All that was unsettling, of course, but what probably scared them the most was when Sam had offered to retrieve your dad from the kitchen. Realizing that both of your parents could find out you'd been turned into a ghost, you hadn't quite liked the chances that they'd try to destroy or capture you. So when you'd instinctively extended your hand and shouted, "No!" you must've accidentally pulled a ghost muscle or some bizarre science along those lines (you'd never listened to your parents' lectures), which had caused a ball of ectoplasmic energy to shoot out of your hand and straight in Sam's direction. It'd missed her, admittedly by a small margin, but the looks on your friends' faces would've caused your heart to stop beating if it hadn't already. They'd went home right after that, without mentioning anything to your family.

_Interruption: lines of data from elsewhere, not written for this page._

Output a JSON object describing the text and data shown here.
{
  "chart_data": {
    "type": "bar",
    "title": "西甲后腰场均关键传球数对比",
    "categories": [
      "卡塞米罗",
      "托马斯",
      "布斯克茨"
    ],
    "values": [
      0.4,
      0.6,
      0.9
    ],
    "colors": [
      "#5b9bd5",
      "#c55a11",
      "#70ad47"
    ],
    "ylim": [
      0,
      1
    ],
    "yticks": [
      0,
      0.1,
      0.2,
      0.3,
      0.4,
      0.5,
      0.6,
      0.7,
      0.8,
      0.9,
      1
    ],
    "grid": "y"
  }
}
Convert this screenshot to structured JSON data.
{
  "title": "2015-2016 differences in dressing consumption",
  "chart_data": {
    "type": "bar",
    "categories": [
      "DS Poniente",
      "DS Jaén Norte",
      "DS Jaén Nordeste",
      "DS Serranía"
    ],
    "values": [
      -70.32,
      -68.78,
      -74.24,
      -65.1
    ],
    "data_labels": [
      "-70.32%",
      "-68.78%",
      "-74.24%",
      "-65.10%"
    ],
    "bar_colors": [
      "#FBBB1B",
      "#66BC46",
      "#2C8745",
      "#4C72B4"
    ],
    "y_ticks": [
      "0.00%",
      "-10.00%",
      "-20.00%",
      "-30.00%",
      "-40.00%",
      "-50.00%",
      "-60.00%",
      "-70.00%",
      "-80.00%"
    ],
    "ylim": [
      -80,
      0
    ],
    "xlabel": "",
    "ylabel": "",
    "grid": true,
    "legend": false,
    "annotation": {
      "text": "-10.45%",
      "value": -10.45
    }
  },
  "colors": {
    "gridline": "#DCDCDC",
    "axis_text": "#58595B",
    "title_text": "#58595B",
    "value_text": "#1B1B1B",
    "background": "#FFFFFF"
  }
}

You finish your shower and climb out of the bathtub, immediately moving to dress yourself without thinking to dry off beforehand. You're so preoccupied that you're reaching for the doorknob before you realize that you and your clothes are still sodding wet. Muttering words under your breath that you're sure your parents wouldn't want to hear, you wrap your towel around your body and head to your room to pick out a new outfit. You hope you're just overthinking things.